SceneCraft: An LLM Agent for Synthesizing 3D Scene as Blender Code

Author: VRAMrod
Published: 3/9/2024, 3:44:40 PM
Category: Research

Agent that converts textual descriptions into Blender code for creating 3D scenes, employing a dual-loop self-improving pipeline and leveraging LLMs

arxiv.org

https://arxiv.org/abs/2403.01248

SceneCraft is an innovative agent designed to streamline the process of converting textual descriptions into executable Blender code for rendering visually cohesive and contextually accurate 3D scenes. This task demands a nuanced understanding of spatial and semantic relationships, which remains a challenge for current large language models (LLMs). SceneCraft leverages a state-of-the-art multimodal LLM, GPT-4V, and professional rendering software, Blender, to achieve its goal.

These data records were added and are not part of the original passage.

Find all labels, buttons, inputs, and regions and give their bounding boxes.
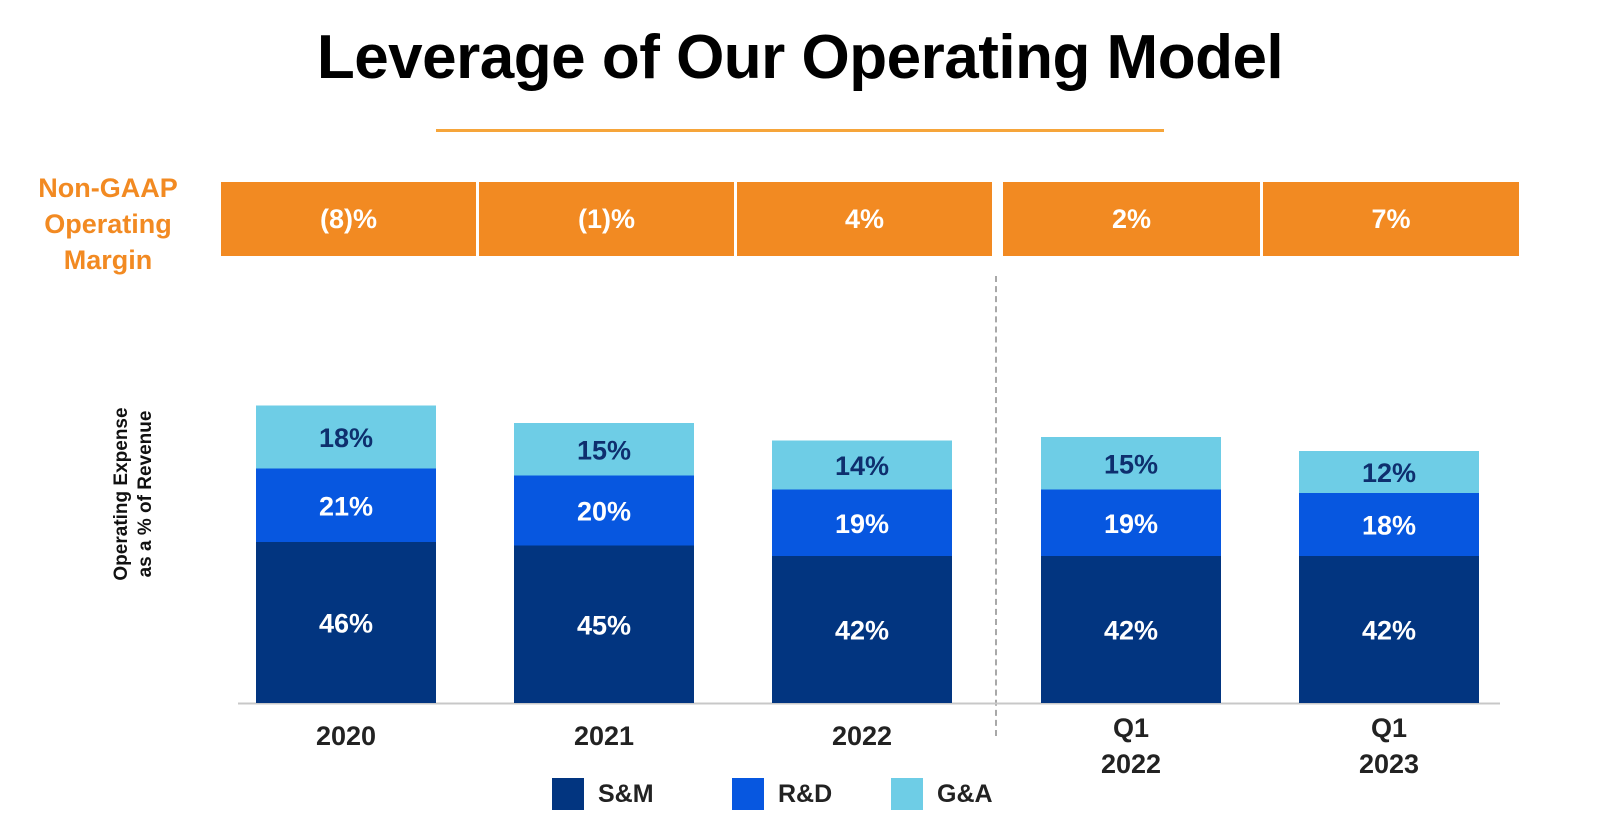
bar-data-label: 20% (577, 497, 631, 527)
legend-swatch-ga (891, 778, 923, 810)
legend-label-sm: S&M (598, 779, 654, 808)
legend-item-sm: S&M (552, 778, 654, 810)
x-tick-label: 2021 (574, 721, 634, 751)
bar-segment (1299, 493, 1479, 556)
bar-segment (256, 542, 436, 703)
bar-data-label: 19% (1104, 509, 1158, 539)
bar-segment (514, 545, 694, 703)
legend-item-rd: R&D (732, 778, 832, 810)
bar-segment (772, 556, 952, 703)
margin-cell-2021: (1)% (479, 182, 734, 256)
legend-label-ga: G&A (937, 779, 993, 808)
bar-segment (256, 468, 436, 542)
bar-segment (514, 475, 694, 546)
bar-data-label: 14% (835, 451, 889, 481)
x-tick-label: 2023 (1359, 749, 1419, 779)
bar-data-label: 15% (1104, 449, 1158, 479)
bar-segment (1041, 556, 1221, 703)
bar-segment (1041, 437, 1221, 490)
bar-segment (256, 405, 436, 469)
bar-segment (772, 440, 952, 490)
bar-segment (1299, 556, 1479, 703)
margin-label-line: Non-GAAP (38, 173, 178, 203)
margin-cell-q1-2023: 7% (1263, 182, 1519, 256)
margin-cell-2022: 4% (737, 182, 992, 256)
margin-cell-2020: (8)% (221, 182, 476, 256)
bar-data-label: 19% (835, 509, 889, 539)
x-tick-label: Q1 (1371, 713, 1407, 743)
legend-label-rd: R&D (778, 779, 833, 808)
margin-cell-q1-2022: 2% (1003, 182, 1260, 256)
x-tick-label: 2020 (316, 721, 376, 751)
x-tick-label: Q1 (1113, 713, 1149, 743)
margin-label-line: Operating (44, 209, 172, 239)
bar-data-label: 18% (319, 423, 373, 453)
bar-data-label: 42% (1104, 616, 1158, 646)
bar-segment (1299, 451, 1479, 493)
period-divider (995, 276, 997, 736)
title-underline (436, 129, 1164, 132)
x-tick-label: 2022 (832, 721, 892, 751)
bar-data-label: 42% (1362, 616, 1416, 646)
bar-data-label: 46% (319, 609, 373, 639)
legend-item-ga: G&A (891, 778, 993, 810)
bar-data-label: 12% (1362, 458, 1416, 488)
bar-segment (514, 423, 694, 476)
page-title: Leverage of Our Operating Model (316, 23, 1284, 92)
bar-data-label: 45% (577, 610, 631, 640)
legend-swatch-rd (732, 778, 764, 810)
bar-segment (772, 489, 952, 556)
bar-data-label: 18% (1362, 511, 1416, 541)
legend-swatch-sm (552, 778, 584, 810)
bar-segment (1041, 489, 1221, 556)
bar-data-label: 21% (319, 491, 373, 521)
margin-row-label: Non-GAAP Operating Margin (14, 170, 202, 278)
x-tick-label: 2022 (1101, 749, 1161, 779)
bar-data-label: 42% (835, 616, 889, 646)
bar-data-label: 15% (577, 435, 631, 465)
margin-label-line: Margin (63, 245, 153, 275)
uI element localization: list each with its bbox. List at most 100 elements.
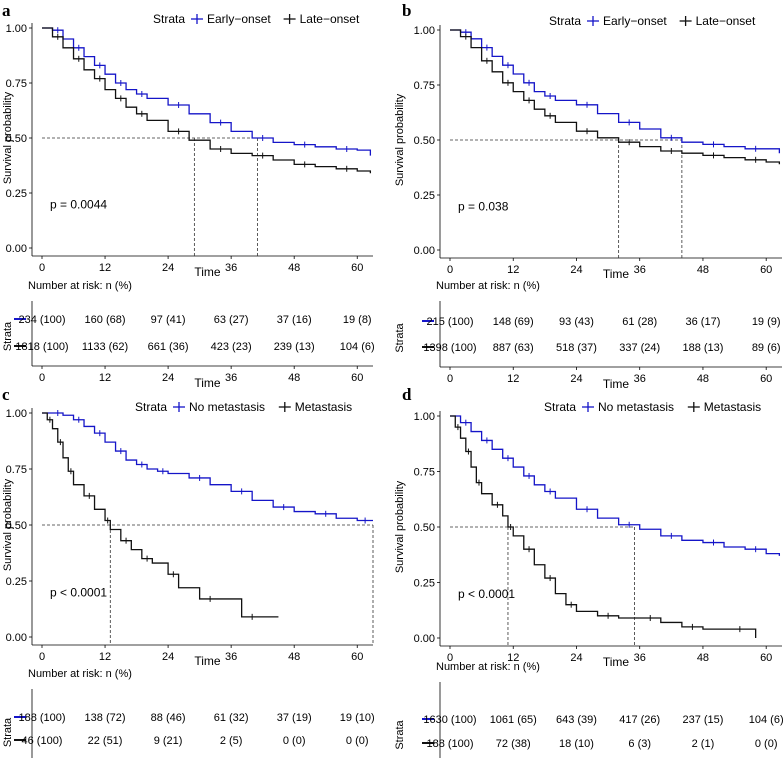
risk-table-cell: 1061 (65)	[490, 714, 537, 726]
x-tick-label: 48	[288, 651, 300, 663]
y-tick-label: 0.00	[6, 632, 27, 644]
p-value: p = 0.0044	[50, 197, 107, 211]
risk-table-title: Number at risk: n (%)	[436, 661, 540, 673]
y-tick-label: 1.00	[6, 23, 27, 35]
risk-table-cell: 234 (100)	[18, 314, 65, 326]
risk-table-cell: 138 (72)	[85, 712, 126, 724]
risk-x-tick-label: 12	[99, 372, 111, 384]
y-tick-label: 0.75	[414, 80, 435, 92]
risk-x-tick-label: 48	[288, 372, 300, 384]
risk-x-tick-label: 36	[634, 373, 646, 385]
risk-table-cell: 37 (16)	[277, 314, 312, 326]
risk-table-cell: 1398 (100)	[423, 342, 476, 354]
legend-entry: Late−onset	[696, 14, 756, 28]
risk-table-cell: 215 (100)	[426, 316, 473, 328]
x-tick-label: 60	[351, 651, 363, 663]
y-tick-label: 0.25	[6, 188, 27, 200]
risk-table-cell: 97 (41)	[151, 314, 186, 326]
panel-letter: b	[402, 1, 411, 20]
panel-b: b Strata Early−onset Late−onset 0.00 0.25 0.50…	[394, 1, 782, 391]
p-value: p = 0.038	[458, 199, 509, 213]
x-axis-label: Time	[603, 655, 630, 669]
risk-table-cell: 89 (6)	[752, 342, 781, 354]
risk-table-cell: 2 (1)	[692, 738, 715, 750]
x-tick-label: 24	[570, 264, 582, 276]
risk-table-cell: 1630 (100)	[423, 714, 476, 726]
legend: Strata Early−onset Late−onset	[153, 12, 360, 26]
panel-letter: c	[2, 385, 10, 404]
risk-table-cell: 0 (0)	[283, 735, 306, 747]
risk-strata-label: Strata	[2, 717, 14, 747]
risk-table-cell: 188 (100)	[426, 738, 473, 750]
risk-table-cell: 22 (51)	[88, 735, 123, 747]
x-axis-label: Time	[603, 267, 630, 281]
risk-table-cell: 63 (27)	[214, 314, 249, 326]
legend-entry: No metastasis	[598, 400, 674, 414]
y-tick-label: 0.50	[6, 133, 27, 145]
risk-table-cell: 19 (9)	[752, 316, 781, 328]
y-axis-label: Survival probability	[2, 91, 14, 184]
y-axis-label: Survival probability	[2, 478, 14, 571]
x-tick-label: 36	[634, 264, 646, 276]
survival-curve-group-2	[42, 27, 372, 174]
p-value: p < 0.0001	[458, 587, 515, 601]
x-tick-label: 60	[760, 652, 772, 664]
y-tick-label: 0.00	[414, 633, 435, 645]
y-tick-label: 0.00	[6, 243, 27, 255]
risk-table-cell: 518 (37)	[556, 342, 597, 354]
risk-x-tick-label: 36	[225, 372, 237, 384]
risk-x-tick-label: 60	[760, 373, 772, 385]
x-tick-label: 24	[162, 651, 174, 663]
risk-table-cell: 0 (0)	[346, 735, 369, 747]
risk-table-title: Number at risk: n (%)	[28, 668, 132, 680]
y-tick-label: 0.25	[414, 578, 435, 590]
legend-title: Strata	[544, 400, 576, 414]
y-tick-label: 0.25	[6, 576, 27, 588]
risk-table-cell: 61 (28)	[622, 316, 657, 328]
y-tick-label: 1.00	[414, 411, 435, 423]
legend: Strata No metastasis Metastasis	[135, 400, 352, 414]
y-axis-label: Survival probability	[394, 93, 406, 186]
risk-table-cell: 643 (39)	[556, 714, 597, 726]
risk-table-cell: 37 (19)	[277, 712, 312, 724]
survival-curve-group-1	[450, 29, 781, 154]
y-tick-label: 0.75	[6, 464, 27, 476]
y-tick-label: 1.00	[414, 25, 435, 37]
risk-table-cell: 72 (38)	[496, 738, 531, 750]
risk-table-cell: 0 (0)	[755, 738, 778, 750]
risk-x-tick-label: 24	[162, 372, 174, 384]
risk-x-tick-label: 12	[507, 373, 519, 385]
y-tick-label: 0.50	[414, 135, 435, 147]
x-axis-label: Time	[194, 654, 221, 668]
x-tick-label: 24	[162, 262, 174, 274]
risk-table-cell: 61 (32)	[214, 712, 249, 724]
p-value: p < 0.0001	[50, 586, 107, 600]
survival-curve-group-1	[42, 27, 372, 156]
panel-letter: a	[2, 1, 11, 20]
x-axis-label: Time	[194, 265, 221, 279]
risk-table-cell: 887 (63)	[493, 342, 534, 354]
legend-title: Strata	[549, 14, 581, 28]
x-tick-label: 0	[447, 652, 453, 664]
risk-table-title: Number at risk: n (%)	[28, 280, 132, 292]
x-tick-label: 48	[697, 652, 709, 664]
legend: Strata Early−onset Late−onset	[549, 14, 756, 28]
legend-title: Strata	[153, 12, 185, 26]
risk-x-tick-label: 60	[351, 372, 363, 384]
risk-table-cell: 1818 (100)	[15, 341, 68, 353]
legend-entry: Early−onset	[603, 14, 667, 28]
x-tick-label: 36	[225, 262, 237, 274]
panel-d: d Strata No metastasis Metastasis 0.00 0.25 0.…	[394, 385, 784, 758]
legend-title: Strata	[135, 400, 167, 414]
risk-x-tick-label: 48	[697, 373, 709, 385]
y-tick-label: 0.50	[6, 520, 27, 532]
y-tick-label: 0.25	[414, 190, 435, 202]
risk-table-cell: 237 (15)	[682, 714, 723, 726]
risk-table-cell: 1133 (62)	[82, 341, 128, 353]
y-tick-label: 1.00	[6, 408, 27, 420]
risk-table-cell: 104 (6)	[749, 714, 784, 726]
y-tick-label: 0.50	[414, 522, 435, 534]
legend-entry: Late−onset	[300, 12, 360, 26]
legend-entry: No metastasis	[189, 400, 265, 414]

The method employed by SceneCraft involves several key components. Firstly, it utilizes an LLM to generate a list of asset names and descriptions based on the input text query. These assets are retrieved from a large repository of 3D objects using a CLIP-based retriever. The scene is then decomposed into a set of sub-scenes, each containing a title, a list of asset names, and a sub-scene description. This decomposition guides the subsequent scene optimization.

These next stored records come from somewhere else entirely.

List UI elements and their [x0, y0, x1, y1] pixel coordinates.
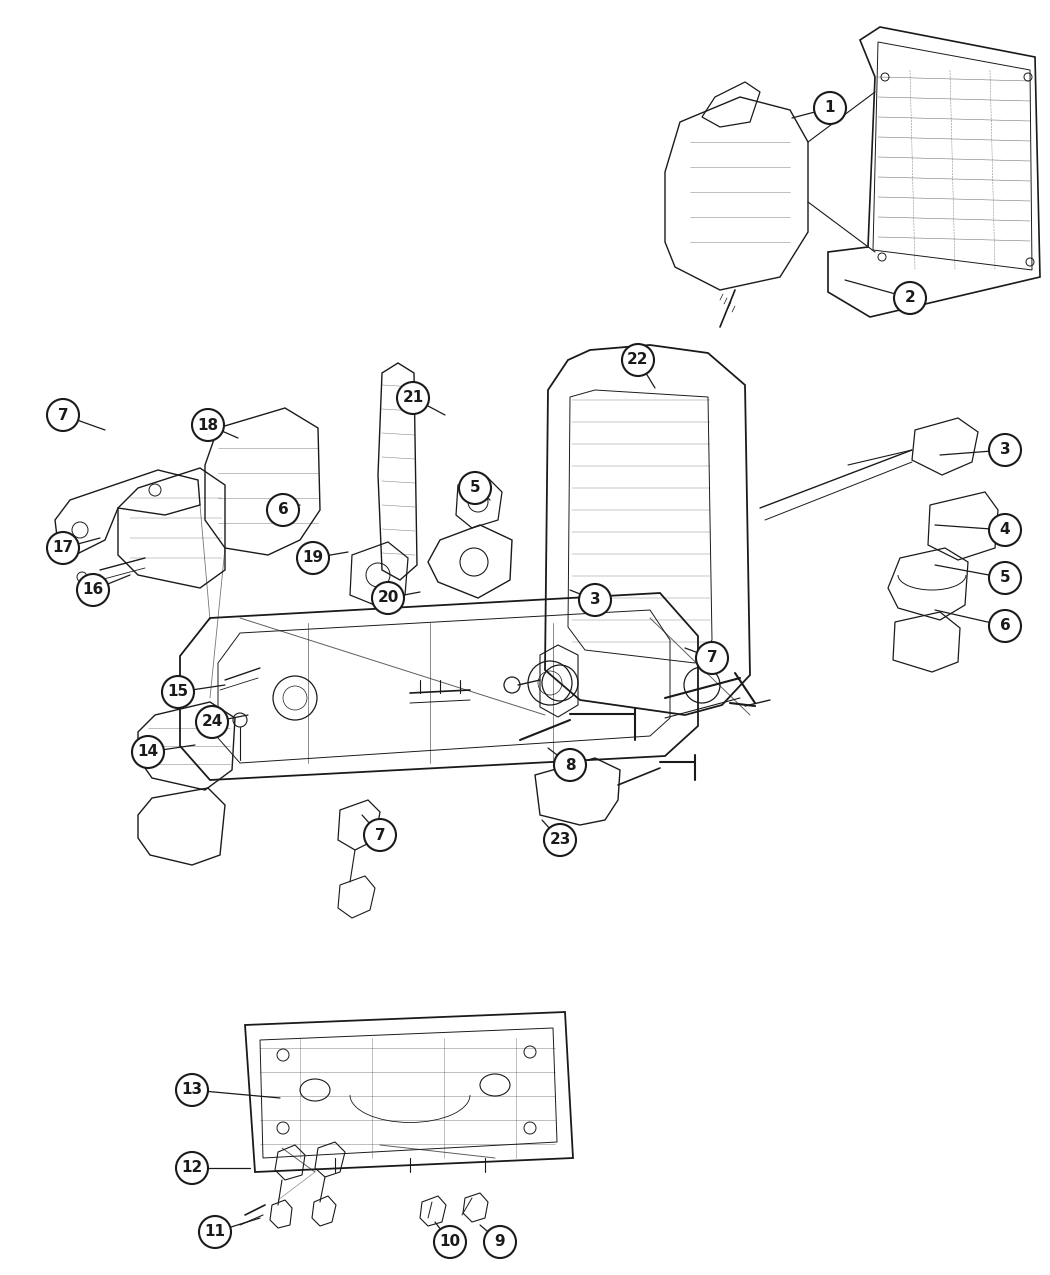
Circle shape [77, 574, 109, 606]
Circle shape [434, 1227, 466, 1258]
Text: 11: 11 [205, 1224, 226, 1239]
Text: 2: 2 [905, 291, 916, 306]
Circle shape [176, 1153, 208, 1184]
Text: 3: 3 [590, 593, 601, 607]
Text: 17: 17 [52, 541, 74, 556]
Text: 3: 3 [1000, 442, 1010, 458]
Text: 23: 23 [549, 833, 571, 848]
Text: 6: 6 [1000, 618, 1010, 634]
Text: 15: 15 [167, 685, 189, 700]
Text: 5: 5 [1000, 570, 1010, 585]
Circle shape [459, 472, 491, 504]
Text: 5: 5 [469, 481, 480, 496]
Text: 13: 13 [182, 1082, 203, 1098]
Circle shape [397, 382, 429, 414]
Circle shape [132, 736, 164, 768]
Text: 22: 22 [627, 352, 649, 367]
Text: 16: 16 [82, 583, 104, 598]
Text: 7: 7 [58, 408, 68, 422]
Text: 6: 6 [277, 502, 289, 518]
Text: 20: 20 [377, 590, 399, 606]
Text: 9: 9 [495, 1234, 505, 1250]
Text: 21: 21 [402, 390, 423, 405]
Circle shape [364, 819, 396, 850]
Circle shape [696, 643, 728, 674]
Circle shape [196, 706, 228, 738]
Circle shape [622, 344, 654, 376]
Circle shape [162, 676, 194, 708]
Text: 1: 1 [824, 101, 835, 116]
Circle shape [267, 493, 299, 527]
Text: 18: 18 [197, 417, 218, 432]
Circle shape [544, 824, 576, 856]
Text: 4: 4 [1000, 523, 1010, 538]
Circle shape [814, 92, 846, 124]
Circle shape [989, 609, 1021, 643]
Circle shape [484, 1227, 516, 1258]
Text: 12: 12 [182, 1160, 203, 1176]
Text: 8: 8 [565, 757, 575, 773]
Circle shape [989, 434, 1021, 465]
Circle shape [297, 542, 329, 574]
Text: 24: 24 [202, 714, 223, 729]
Text: 19: 19 [302, 551, 323, 566]
Circle shape [192, 409, 224, 441]
Circle shape [200, 1216, 231, 1248]
Text: 7: 7 [707, 650, 717, 666]
Circle shape [989, 562, 1021, 594]
Circle shape [989, 514, 1021, 546]
Circle shape [47, 399, 79, 431]
Text: 7: 7 [375, 827, 385, 843]
Circle shape [579, 584, 611, 616]
Text: 14: 14 [138, 745, 159, 760]
Circle shape [176, 1074, 208, 1105]
Circle shape [554, 748, 586, 782]
Circle shape [894, 282, 926, 314]
Circle shape [372, 581, 404, 615]
Text: 10: 10 [440, 1234, 461, 1250]
Circle shape [47, 532, 79, 564]
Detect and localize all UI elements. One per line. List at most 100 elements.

SceneCraft's relies on a dual-loop self-improving pipeline for its functionality. In the outer loop, the agent plans a scene graph for each sub-scene and writes code and arguments for the scene. In the inner loop, a constraint-based search is performed, followed by rendering, critique, and revision. The agent stores function updates for each relation per question and updates the library with these functions. The library learning process involves reviewing gradual changes in the functions, detecting common patterns, and merging these changes into the global skill library.

Most remarkable about SceneCraft is its ability to autonomously generate Python code, translating spatial relations within scenes into precise numerical constraints. This approach goes beyond existing systems that depend on predefined templates and rules, as well as those that are restricted by available 3D scene data. SceneCraft's focus on learning general spatial planning skills from a small number of synthetic queries sets it apart from previous works in the domain of 3D scene generation.